I know I can work around this by prepending a ' or changing the cell format, but I'm interested in changing the default format.

An approach that almost works is going to Control Panel->Region and Language->Long Time format and changing it to something like "h". This results in Excel displaying the dates I paste in as "2012-12-07 00:00:00.000", but screws up times displayed outside of Excel.

The dates I'm pasting in are from SQL Server.

2 Answers 2


By default Excel starts all new workbooks without formatting. This means you have to tell Excel how you want the data formatted.

To achieve what you ask, you will need to format the column to the date format you want then save the file. You have to options to save the file:

  1. If you do not want this formatting applied to ALL new workbooks, save the formatted workbook as a template (xltx) or regular file. Each time you use this file it will be formatted for you to paste the data.

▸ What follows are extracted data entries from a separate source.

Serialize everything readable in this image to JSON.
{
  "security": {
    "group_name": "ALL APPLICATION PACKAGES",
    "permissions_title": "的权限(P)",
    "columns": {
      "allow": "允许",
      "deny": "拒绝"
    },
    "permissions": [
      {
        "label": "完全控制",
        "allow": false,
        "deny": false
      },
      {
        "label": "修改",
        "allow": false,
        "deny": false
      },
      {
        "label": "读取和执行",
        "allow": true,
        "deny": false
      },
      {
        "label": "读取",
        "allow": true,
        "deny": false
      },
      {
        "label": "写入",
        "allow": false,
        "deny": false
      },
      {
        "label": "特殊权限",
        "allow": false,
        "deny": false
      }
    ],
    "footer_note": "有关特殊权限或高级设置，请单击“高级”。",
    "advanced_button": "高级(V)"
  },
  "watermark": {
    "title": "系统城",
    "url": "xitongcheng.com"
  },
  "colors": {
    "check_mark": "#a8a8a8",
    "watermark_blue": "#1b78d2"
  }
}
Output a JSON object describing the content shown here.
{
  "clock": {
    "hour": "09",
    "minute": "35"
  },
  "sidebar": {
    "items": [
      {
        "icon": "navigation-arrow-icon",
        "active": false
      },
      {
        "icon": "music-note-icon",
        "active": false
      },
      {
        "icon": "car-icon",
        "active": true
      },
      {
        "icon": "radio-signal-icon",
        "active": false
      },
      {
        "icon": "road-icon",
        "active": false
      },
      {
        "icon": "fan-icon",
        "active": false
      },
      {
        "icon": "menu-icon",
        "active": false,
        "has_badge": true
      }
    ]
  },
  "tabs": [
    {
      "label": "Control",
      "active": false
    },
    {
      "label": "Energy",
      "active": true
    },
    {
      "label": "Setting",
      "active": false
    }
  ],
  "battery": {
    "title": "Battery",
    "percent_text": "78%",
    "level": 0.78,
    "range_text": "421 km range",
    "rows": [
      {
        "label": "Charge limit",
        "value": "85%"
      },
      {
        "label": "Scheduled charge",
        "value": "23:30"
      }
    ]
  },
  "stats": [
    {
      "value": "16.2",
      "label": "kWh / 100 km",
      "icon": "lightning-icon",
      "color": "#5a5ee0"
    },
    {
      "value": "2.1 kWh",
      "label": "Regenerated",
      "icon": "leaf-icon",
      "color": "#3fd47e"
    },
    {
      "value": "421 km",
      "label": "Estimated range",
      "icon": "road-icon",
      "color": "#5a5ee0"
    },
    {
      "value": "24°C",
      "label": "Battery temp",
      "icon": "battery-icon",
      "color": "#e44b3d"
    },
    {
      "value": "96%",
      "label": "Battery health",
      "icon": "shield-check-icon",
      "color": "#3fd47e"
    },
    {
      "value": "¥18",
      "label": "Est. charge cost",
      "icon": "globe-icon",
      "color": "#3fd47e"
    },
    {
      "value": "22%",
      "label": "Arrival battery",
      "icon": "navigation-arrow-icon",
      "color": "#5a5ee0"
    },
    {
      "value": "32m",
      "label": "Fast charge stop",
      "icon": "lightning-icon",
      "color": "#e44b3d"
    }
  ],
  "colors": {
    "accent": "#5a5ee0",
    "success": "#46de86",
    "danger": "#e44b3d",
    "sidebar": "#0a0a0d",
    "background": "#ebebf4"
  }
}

  2. If you want it to be the starting point for ALL new workbooks, then save the template as Book.xltx in the XLSTART folder. This folder is typically located at C:Program Files\Microsoft Office\Office14\XLSTART.

Now you have a formatted file to use. When you open the file and paste the data, paste only the values and it will format it the way you've chosen.

  • 5
    A column using the date format won't show some non-date values correctly, so I don't see how this approach could work. EG, if I set column A to always use date format my dates would show up correctly but not numbers. And dates pasted into column B would still be displayed incorrectly. Dec 7, 2012 at 17:21
  • @RossFabricant you are correct, however excel's default formatting for all cells is general, which means the excel will guess the data type based on what you enter. I don't know of any interface in excel that allows these guesses to be customized.
    – Pynner
    Dec 9, 2012 at 20:34
  • 4
    It's nice you're trying to provide a workaround, but this doesn't really answer the OP's question. Jul 12, 2013 at 13:19

It completely depends on your system date and time format:

  1. Go to Control Panel.
  2. Click on "Region and Language".
  3. Click on "change date, time and number format".
  4. Set "short date", "long date", "short time" and "long time".
  • 1
    The system date and time format only affects how the data is interpreted when it's added. The display format is from within Excel. The problem is that the General format doesn't display a reasonable default and needs to be set for each cell. OP would benefit from changing the default for the General format, but that's not possible.